Профессор сказал Сашке все, что было надо, и бросил взгляд вдоль коридора: корпус был старый и тесный, помещений не хватало, и кровати умирающих выносили обычно в коридор, в самый его конец, ширмой отделяя пока еще живого от устойчиво живых.
Правда, в отделении существовал для этой цели специальпый бокс. Но вот уже неделю бокс был занят доктором наук, лауреатом премий, директором какого–то института и председателем какой–то секции — седым измученным армянином, умиравшим от лучевой…
Медленно, но с какой–то подлой регулярностью Юрка входил в последнюю стадию болезни — умирание. Сегодня ему было хуже, чем вчера, а завтра становилось хуже, чем сегодня. Он теперь почти не вставал, он еще и еще худел, хотя дальше худеть ему вроде было некуда. А губы его и десны, наоборот, распухли, стали рыхлыми, как при цинге, и слова изо рта выходили вялые, будто жеваные.
Знал ли он, что именно ему предстоит? Как произойдет это?
Знал, конечно. Парень он был умный и умел смотреть, к тому же больничные секреты хранятся не более надежно, чем все прочие. Никто не подслушивал, о чем говорят врачи у себя в ординаторской, никто не лазил в истории болезни, но в палатах точно знали, кто когда выпишется, а кто и вовсе никогда.

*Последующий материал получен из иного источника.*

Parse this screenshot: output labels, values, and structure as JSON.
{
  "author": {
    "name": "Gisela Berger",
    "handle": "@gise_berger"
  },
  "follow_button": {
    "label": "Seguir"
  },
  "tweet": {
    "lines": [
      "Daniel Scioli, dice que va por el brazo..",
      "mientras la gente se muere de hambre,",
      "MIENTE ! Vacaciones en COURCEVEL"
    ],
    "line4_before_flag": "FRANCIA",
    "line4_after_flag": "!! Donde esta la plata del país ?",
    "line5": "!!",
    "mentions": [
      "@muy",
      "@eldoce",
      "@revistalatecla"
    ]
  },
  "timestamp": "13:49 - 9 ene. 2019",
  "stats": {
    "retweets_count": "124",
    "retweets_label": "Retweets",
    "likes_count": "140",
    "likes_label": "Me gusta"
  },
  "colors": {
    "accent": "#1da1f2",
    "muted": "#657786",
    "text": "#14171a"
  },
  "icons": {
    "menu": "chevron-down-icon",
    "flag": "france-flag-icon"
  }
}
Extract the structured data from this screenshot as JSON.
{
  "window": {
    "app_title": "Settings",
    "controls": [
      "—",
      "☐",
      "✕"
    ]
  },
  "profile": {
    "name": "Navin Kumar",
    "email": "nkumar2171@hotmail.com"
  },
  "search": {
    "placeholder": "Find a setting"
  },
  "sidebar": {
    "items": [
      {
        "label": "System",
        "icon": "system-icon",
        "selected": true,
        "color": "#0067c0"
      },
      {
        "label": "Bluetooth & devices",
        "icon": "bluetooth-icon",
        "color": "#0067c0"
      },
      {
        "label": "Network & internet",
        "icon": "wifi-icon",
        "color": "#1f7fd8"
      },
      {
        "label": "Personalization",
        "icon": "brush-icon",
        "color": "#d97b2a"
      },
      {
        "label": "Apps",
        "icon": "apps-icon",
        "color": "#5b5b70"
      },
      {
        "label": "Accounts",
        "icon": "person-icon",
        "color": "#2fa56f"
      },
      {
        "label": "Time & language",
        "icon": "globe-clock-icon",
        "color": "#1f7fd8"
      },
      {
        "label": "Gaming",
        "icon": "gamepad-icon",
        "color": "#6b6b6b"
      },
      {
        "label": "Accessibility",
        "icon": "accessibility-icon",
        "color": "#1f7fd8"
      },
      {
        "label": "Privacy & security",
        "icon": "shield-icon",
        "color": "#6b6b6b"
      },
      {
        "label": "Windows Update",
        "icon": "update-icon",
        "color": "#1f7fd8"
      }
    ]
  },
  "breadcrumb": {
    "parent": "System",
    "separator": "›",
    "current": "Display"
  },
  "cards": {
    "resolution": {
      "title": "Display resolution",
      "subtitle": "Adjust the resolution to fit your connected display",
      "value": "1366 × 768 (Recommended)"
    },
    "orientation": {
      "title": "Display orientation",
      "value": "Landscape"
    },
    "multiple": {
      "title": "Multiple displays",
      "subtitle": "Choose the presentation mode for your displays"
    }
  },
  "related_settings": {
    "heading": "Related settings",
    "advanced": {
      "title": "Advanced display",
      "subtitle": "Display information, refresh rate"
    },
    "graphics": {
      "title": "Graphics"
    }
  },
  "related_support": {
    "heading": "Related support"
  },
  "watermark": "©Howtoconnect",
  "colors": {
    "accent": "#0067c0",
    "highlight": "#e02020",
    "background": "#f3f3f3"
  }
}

Правда, умирающих обычно забирали родные, чтобы хоть последние часы пробыли среди своих, а соседям по палате врач говорил, что выписали. Но мало кого обманывал этот выход на свободу, слишком короткую и печальную.
Не знаю, где было слабое звено в цепи, охранявшей, больничную тайну, — то ли в санитарках, слишком простодушных, чтобы умело врать, то ли в профессоре, слишком занятом для этого. Но все знали все.
Конечно, и Юрка знал все. Но к своей последней обязанности перед наукой он отнесся серьезно и даже педантично. За ним наблюдал Сашка, наблюдали тихие девочки из лаборатории. Но и сам Юрка наблюдал за таинственным зверем, с тупой настойчивостью точившим его костный мозг, как древоточец сердцевину сосны.
Профессор во время обхода спросил его про суставы. И Юрка особенно тщательно наблюдал за суставами, проверял их работоспособность с помощью им самим придуманных упражнений и ставил прочие эксперименты над своим все менее надежным телом.
Приходил Сашка, и Юрка своим скрипучим голосом информировал его обо всем, что за день узнал о себе, о своих суставах, глазах, которые уже слезились, пальцах, которые уже деревенели, и деснах, которые уж разъедались крохотными нарывчиками.
Все это Сашка подробно записывал, и Юркина история болезни толстела еще быстрее, чем сам он худел.